В те времена положение низших слоев населения было особенно тяжело. Крепостное состояние было раем в сравнении с существованием отставного инвалида-солдата или вольного бродяги. У плохого хозяина мужику жилось плоховато, у хорошего — его берегли как рабочий скот, который должен приносить определенную
Это и немудрено. В XVIII веке стремились закрепостить не только крестьянский труд, но и всякий вообще. Так, с развитием горнозаводского дела в России было создано новое крепостное сословие «горнозаводских мастеровых», и добыча и обработка металлов производились руками этих прикрепленных к данному заводу рабов. С зарождением в России промышленности и возникновением ряда фабрик — суконных, стеклянных и т. п. — купцам тоже дали право, прежде составляющее прерогативу дворянства, — иметь крепостных рабочих. С этой целью к фабрике приписывалось потребное количество «душ», составляющих собственность фабриканта. Таким образом, вольному человеку сунуться было решительно некуда.

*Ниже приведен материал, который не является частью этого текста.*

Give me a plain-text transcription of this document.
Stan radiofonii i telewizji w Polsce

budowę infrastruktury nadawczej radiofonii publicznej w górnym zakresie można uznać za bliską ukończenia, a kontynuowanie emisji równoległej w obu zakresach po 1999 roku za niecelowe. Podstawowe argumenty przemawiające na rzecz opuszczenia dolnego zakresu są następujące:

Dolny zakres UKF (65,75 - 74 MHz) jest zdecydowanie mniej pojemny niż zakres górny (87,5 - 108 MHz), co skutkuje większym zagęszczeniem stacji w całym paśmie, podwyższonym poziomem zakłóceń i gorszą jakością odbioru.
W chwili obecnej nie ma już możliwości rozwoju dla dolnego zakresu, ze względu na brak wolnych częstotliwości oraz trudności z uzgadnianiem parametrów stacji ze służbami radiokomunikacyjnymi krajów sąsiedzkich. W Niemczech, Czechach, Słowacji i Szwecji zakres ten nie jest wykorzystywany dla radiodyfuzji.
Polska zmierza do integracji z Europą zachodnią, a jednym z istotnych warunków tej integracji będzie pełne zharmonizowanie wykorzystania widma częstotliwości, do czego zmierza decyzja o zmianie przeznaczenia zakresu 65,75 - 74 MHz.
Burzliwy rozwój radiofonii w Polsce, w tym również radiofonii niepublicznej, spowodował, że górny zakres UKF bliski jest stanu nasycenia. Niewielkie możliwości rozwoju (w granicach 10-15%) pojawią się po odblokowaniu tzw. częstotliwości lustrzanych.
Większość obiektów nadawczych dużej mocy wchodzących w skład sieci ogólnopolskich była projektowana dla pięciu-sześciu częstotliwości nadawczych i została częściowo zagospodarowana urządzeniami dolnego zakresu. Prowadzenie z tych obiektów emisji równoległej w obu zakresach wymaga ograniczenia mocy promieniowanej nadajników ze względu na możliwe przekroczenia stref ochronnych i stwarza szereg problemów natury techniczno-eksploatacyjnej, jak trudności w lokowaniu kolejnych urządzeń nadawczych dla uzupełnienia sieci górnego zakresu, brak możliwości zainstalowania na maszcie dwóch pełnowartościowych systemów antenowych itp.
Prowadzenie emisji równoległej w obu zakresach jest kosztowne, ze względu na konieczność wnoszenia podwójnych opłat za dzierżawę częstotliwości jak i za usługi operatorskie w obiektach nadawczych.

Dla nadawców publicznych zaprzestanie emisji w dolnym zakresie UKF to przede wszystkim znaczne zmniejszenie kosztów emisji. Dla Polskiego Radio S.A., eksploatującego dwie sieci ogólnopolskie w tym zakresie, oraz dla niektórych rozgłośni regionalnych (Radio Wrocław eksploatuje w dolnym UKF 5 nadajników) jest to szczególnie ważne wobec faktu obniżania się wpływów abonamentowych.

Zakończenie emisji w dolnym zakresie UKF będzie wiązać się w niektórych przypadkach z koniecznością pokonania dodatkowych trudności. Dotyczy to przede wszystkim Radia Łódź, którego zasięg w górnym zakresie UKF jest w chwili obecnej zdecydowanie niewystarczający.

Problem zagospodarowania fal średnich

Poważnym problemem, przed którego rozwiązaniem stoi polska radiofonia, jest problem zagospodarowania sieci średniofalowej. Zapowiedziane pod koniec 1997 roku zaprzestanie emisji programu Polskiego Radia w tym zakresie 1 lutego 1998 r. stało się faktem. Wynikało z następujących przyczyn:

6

Оставалось одно — или голодать, или идти закабаляться в «крепость».
Но в царствование Екатерины естественный рост промышленности был искусственно задержан тем, что правительство неодобрительно относилось к обладанию дворянства промышленными предприятиями, считая это дело недостойным и низким. Поэтому вольному человеку, не знакомому с крестьянским трудом, а потому не могущему пойти в кабалу к помещику, трудно было попасть в кабалу и к промышленнику, имевшему полный комплект рабочих сил.
Хорошо же было государственное устройство страны, где даже рабство казалось заманчивым и желанным!
Нечего и говорить, что подобное положение вещей не могло долго продержаться. Это сознавал уже император Александр Первый, и если дело освобождения крестьян, давшее право на свободный труд всему населению, затянулось на целых полвека, то только благодаря войне 1812 года, разрядившей внутриполитическое напряжение во внешнюю борьбу с врагом.
В эпоху, к которой относится наше повествование (1780–1790 гг.), сознание полнейшей невозможности жить далее в подобных ужасающих обстоятельствах особенно глубоко коренилось в душах «подлой черни», а потому немудрено, что самая фантастическая сказка могла рассчитывать на быстрый и необычайный успех.
Таким образом, как только весть о мнимом намерении Павла Петровича собрать около себя и дать легкий труд и спокойную жизнь всем обделенным судьбой коснулась народного слуха, сейчас же к Гатчине направились целые армии нищих.
Великий князь не имел ни малейшего представления о тех надеждах, которые связывались у народа с ним и с гатчинской стройкой, а потому его удивляло и пугало это необычайное оживление на шоссе. Он с тревогой всматривался в оборванные группы, обгоняемые им по пути, словно желая прочитать на их лицах разгадку этого непонятного обстоятельства. Но путники, не знавшие великого князя в лицо и принимавшие его за одного из своих врагов, — царицыных прихлебателей, — угрюмо косились на него, и выражение их лиц дышало скрытой угрозой.
Вдруг в одной из групп, где виднелось несколько отставных солдат, произошло движение и послышались голоса, взволнованно шептавшие:
— Вот он, он сам! Милостивец!
Вслед за этим путником упали на колена и, простирая к Павлу Петровичу руки, восторженно закричали:
— Батюшка! Благодетель наш! Храни тебя Господь! Дай тебе Боже благополучного царствования! Вспомнил о нас, сирых, пожалел, храни тебя Бог!
Павел Петрович побледнел, растерянно ответил на приветствия народа и приказал кучеру ехать поскорее и свернуть на первую проселочную дорожку.